Oh, for the want of good counsel

Oh, for the want of good counsel

Nirad Mudur

The greatest trust between man and man is the trust of giving counsel... The wisest princes need not think it any diminution to their greatness or derogation to their sufficiency, to rely upon counsel — Francis Bacon in Essays, Civil and Moral.
That's also something that our state government and civic agencies in Bangalore need — just as much as all of humankind — to take the right decisions by using the right counsel or advice. For civic agencies, it boils down to having the right advisors with public convenience topping the target list. But it appears that advisors, if any, exist only on paper, while decisions that are finally taken (or reversed) are heavily coloured with political hues.
What else can one see in our chief minister's Friday volte-face on the war memorial at Indira Gandhi Musical Fountain Park? It's not the question of the decision itself, but the fact that in just over a fortnight a decision to disallow the memorial from coming up inside the park area was turned on its head, stating that the "work had already begun" — a fact he already knew when he disallowed it in the first place, on July 1.
If anything, it only suggests the lack of a good counsel in the process called decision-making. Of course, the bigger picture could be seen as an attempt to extract political mileage through appeasement of one or many players in the field.
If the war memorial is one issue, road widening — and its infamous implement called transfer of development rights (TDR) — is just another among many that showcase the lack of seriousness to listen to advisors. There is no doubt that the project was conceived in a jiffy, almost in a desperate hurry to show that the government is indeed serious about looking for answers to Bangalore's problems. In this case, the growing traffic congestion on the roads.
I wonder how many advisors to the government have ventured counselling the political leaders that the solution is not in widening the roads by claiming people's properties, but by encouraging people to shun vehicles. And that it would be well possible if footpaths in the city were cleared, evened up, and made safe for people of all age groups to walk on.
But look at the reality. While more than 37,000 properties on 221 city roads have been marked to be claimed in part of full to widen roads, there is not a single mention about how much of that space would be devoted to safe (not necessarily wide) footpaths.
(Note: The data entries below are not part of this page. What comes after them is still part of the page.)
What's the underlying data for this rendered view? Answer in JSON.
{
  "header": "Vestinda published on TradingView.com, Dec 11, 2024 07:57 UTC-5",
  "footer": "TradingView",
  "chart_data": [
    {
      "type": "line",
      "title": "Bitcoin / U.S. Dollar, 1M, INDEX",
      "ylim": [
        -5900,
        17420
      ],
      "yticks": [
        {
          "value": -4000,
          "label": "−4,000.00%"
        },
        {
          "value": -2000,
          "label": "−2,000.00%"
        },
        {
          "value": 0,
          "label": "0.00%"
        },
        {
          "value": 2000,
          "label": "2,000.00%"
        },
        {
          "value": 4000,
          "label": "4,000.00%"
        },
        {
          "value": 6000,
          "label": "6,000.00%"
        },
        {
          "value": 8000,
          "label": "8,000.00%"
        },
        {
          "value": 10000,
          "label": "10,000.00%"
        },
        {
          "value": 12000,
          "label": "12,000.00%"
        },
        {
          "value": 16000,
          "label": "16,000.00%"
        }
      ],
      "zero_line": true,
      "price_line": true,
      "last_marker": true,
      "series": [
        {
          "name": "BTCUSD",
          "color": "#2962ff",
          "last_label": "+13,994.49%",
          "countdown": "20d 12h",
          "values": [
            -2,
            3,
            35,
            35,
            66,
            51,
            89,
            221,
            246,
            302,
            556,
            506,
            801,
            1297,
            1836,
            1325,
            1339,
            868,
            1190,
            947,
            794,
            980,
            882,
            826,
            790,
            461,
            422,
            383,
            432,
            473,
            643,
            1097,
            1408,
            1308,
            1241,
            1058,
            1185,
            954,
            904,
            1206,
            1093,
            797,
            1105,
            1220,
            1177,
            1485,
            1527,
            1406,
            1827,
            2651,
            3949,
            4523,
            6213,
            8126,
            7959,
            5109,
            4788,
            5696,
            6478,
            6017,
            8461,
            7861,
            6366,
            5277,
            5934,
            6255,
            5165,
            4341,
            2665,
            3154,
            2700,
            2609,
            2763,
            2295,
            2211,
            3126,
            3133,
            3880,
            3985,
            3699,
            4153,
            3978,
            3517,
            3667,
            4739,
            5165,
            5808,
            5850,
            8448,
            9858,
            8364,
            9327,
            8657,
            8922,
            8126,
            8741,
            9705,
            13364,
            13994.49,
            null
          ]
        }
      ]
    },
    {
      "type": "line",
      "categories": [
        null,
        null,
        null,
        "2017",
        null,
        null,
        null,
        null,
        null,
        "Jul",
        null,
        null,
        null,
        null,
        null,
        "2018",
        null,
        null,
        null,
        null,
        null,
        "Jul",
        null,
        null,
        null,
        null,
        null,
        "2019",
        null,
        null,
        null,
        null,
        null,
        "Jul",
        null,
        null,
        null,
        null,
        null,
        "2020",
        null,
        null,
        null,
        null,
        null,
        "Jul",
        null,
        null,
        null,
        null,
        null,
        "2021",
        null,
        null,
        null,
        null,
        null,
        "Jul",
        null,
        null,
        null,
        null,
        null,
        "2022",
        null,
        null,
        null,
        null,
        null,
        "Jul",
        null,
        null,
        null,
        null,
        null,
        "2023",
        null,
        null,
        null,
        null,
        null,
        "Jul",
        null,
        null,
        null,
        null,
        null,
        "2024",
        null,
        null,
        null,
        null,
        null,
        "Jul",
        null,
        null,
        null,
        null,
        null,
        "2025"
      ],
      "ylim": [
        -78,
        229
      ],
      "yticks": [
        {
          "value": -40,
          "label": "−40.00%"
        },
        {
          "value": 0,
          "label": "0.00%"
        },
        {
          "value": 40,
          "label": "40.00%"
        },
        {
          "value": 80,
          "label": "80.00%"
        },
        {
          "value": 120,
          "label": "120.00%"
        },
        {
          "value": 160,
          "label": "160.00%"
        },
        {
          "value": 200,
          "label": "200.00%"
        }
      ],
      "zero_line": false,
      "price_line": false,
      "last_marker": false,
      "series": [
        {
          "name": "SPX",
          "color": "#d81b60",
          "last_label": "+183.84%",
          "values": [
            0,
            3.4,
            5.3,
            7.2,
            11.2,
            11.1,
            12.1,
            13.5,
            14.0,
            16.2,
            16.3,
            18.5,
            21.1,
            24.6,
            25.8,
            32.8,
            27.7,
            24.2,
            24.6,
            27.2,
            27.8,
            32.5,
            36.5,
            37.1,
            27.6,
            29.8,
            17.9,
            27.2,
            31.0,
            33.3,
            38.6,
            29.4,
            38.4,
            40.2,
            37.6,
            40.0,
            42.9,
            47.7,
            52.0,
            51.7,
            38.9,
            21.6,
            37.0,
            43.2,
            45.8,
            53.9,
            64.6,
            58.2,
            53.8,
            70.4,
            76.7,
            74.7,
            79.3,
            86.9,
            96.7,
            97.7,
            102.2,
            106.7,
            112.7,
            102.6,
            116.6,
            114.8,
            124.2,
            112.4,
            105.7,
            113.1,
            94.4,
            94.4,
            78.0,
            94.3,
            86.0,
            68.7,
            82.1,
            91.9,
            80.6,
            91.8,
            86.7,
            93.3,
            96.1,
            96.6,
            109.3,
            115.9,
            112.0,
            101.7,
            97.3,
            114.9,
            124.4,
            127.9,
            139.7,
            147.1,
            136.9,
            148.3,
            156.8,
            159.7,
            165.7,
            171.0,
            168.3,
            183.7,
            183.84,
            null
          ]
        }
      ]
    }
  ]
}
Obviously, the lack of quality advisors culminates in the state government's looking-London-aiming-Tokyo policies, which leads to citizen protests and litigations — all this despite the government picking two ministers to devote their energies for Bangalore's development.
It does not hold water for ministers with whatever portfolios to assume that merely being elected makes them experts in their respective jurisdictions.
They must know, first and foremost, that it's all about having good advisors, and taking their advice.